Kommt mit auf einen fesselnder Ausflug in die finnische Region Kanta-Häme: Erlebt, wie schillernde Industriegeschichte und bewahrte Traditionen aufeinandertreffen und lasst euch von der unberührten Natur inspirieren, die schon damals die kreative Energie der Menschen beflügelte.

Im Dreieck der finnischen Metropolen Helsinki, Tampere und Turku befindet sich ein beschaulicher Landstrich mit einer bedeutenden Vergangenheit für das Industriezeitalter des Landes: In der Region Kanta-Häme – der Provinz rund um die Sibelius-Stadt Hämeenlinna – schlug einst das Herz der Gründerzeit. Und auch wenn die dampfenden Öfen der Glasbläser, die ratternden Webstühle der Stofffabriken und die geschäftigen Ortschaften seither stiller geworden sind, steht an diesem Ort die Wiege des finnischen Designs. Bis heute ist der Geist dieser schillernden Zeit zu atmen und zugleich wird ersichtlich, warum die beschauliche Natur doch die beste Inspiration für originäre, zeitlose Waren ist. Eine Zeitreise beginnt dabei oftmals mit einem Spaziergang im Wald …

Vogelparadies trifft auf süße Beeren

Schon nach wenigen Metern auf dem Holzsteg durch den finnischen Wald entspannt sich der Geist und die Sinne schärfen sich: Es duftet herrlich würzig nach Nadelbäumen und feuchtem Waldboden.
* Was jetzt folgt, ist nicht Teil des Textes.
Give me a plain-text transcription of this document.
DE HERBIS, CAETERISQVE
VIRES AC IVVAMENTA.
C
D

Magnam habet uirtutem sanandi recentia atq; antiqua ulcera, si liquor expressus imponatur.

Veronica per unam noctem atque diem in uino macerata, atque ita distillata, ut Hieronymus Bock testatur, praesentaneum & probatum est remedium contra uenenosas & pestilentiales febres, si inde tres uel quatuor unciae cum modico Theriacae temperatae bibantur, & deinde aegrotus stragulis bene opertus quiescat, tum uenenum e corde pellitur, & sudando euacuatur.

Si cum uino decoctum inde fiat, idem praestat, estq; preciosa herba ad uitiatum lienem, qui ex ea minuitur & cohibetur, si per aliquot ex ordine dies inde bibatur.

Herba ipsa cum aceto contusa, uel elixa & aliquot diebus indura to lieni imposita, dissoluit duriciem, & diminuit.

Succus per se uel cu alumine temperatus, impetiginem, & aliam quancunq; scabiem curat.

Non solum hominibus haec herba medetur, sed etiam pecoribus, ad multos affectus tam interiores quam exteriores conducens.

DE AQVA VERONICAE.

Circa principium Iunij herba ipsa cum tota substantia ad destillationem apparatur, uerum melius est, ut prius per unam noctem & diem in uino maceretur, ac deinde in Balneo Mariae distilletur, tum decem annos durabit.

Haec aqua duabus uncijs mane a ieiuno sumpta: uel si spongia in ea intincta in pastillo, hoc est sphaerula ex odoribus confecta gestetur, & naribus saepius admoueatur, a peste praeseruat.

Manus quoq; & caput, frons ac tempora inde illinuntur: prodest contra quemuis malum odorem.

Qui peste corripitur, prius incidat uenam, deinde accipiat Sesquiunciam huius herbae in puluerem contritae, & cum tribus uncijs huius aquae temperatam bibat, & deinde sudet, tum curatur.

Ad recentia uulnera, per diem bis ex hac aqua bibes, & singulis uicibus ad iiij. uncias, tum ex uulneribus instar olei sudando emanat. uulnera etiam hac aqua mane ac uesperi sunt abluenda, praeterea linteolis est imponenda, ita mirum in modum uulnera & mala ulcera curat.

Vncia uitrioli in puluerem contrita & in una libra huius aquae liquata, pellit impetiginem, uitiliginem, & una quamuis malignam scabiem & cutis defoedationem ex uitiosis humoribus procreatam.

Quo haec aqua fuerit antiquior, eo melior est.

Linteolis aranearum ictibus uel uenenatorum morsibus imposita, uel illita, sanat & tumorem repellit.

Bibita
Kleine Blüten säumen den Wegesrand und geleiten uns wie Miniatur-Lampions sicher durch Finnlands tiefstes Moor im Torronsuo-Nationalpark.

»Das Moor ist nährstoffarm, deshalb sind Flora und Fauna hier so besonders und schützenswert!«, erklärt Jouni Palén, der ruhige, etwas knorrige Natur-Guide, als die Bäume um uns herum immer kümmerlicher werden. Sie geben den Blick auf eine offene, rot-braune Fläche frei. »Die Kiefern sind vermutlich steinalt, aber wachsen eben kaum.« Wäre die Fläche nicht mit kleinen Teichen und Pfützen durchsetzt, man fühlte sich versetzt in einen lappländischen Fjell – ganz im Süden Finnlands. »Eine Kranichbeere!« Jouni taucht begeistert hinab auf den Steg, der uns auf einer kleinen Runde sicher durch das insgesamt 30 km2 große Moor führt, und präsentiert uns eine kleine rote Perle. »Nach dem Winter sind sie zuckersüß und die zurückkehrenden Kraniche lieben sie.« Das Areal ist größtenteils für die Vogelwelt besonders zur Brutsaison bis Mitte Juli reserviert und nicht nur für Ornithologen perfekt für die Vogelbeobachtung.

Die Schöpfungsmagie von Glas

»Ein Vogelbestimmungsbuch habe ich immer auf meiner Werkbank liegen!« Marja Hepo-aho präsentiert die naturgetreu ausgestalteten Miniaturvögel, die sie als Glas-bläserin mit viel Präzision gestaltet. Das eigentliche Handwerk des Glasstudios, das Marja zusammen mit dem Glasbläsermeister Kari Alakoski betreibt, versteht die Natur als Vorbild und Gestaltungsmittel. So entstehen ihre originellen Glasobjekte und künstlerisches Alltagsglas. Wie in einer festgelegten Choreografie tanzen die ehemalige Schülerin und der Lehrer zwischen Ofen und Werkplatz hin und her und wie selbstverständlich pustet der eine den zähen, glühenden Glasklumpen auf, während der andere ihn mit nassen Holzpaddeln und wasserdurchtränkten Zeitungspolstern formt. Kleine Einstiche mit einer Nadel wachsen zu im Glas gefangenen Tauperlen und das so entstandene Gefäß bekommt einen Deckel aus Wackerstein aufgedrückt. Wie reine Schöpfungsmagie wirkt dieser Prozess aus Hitze und Dampf.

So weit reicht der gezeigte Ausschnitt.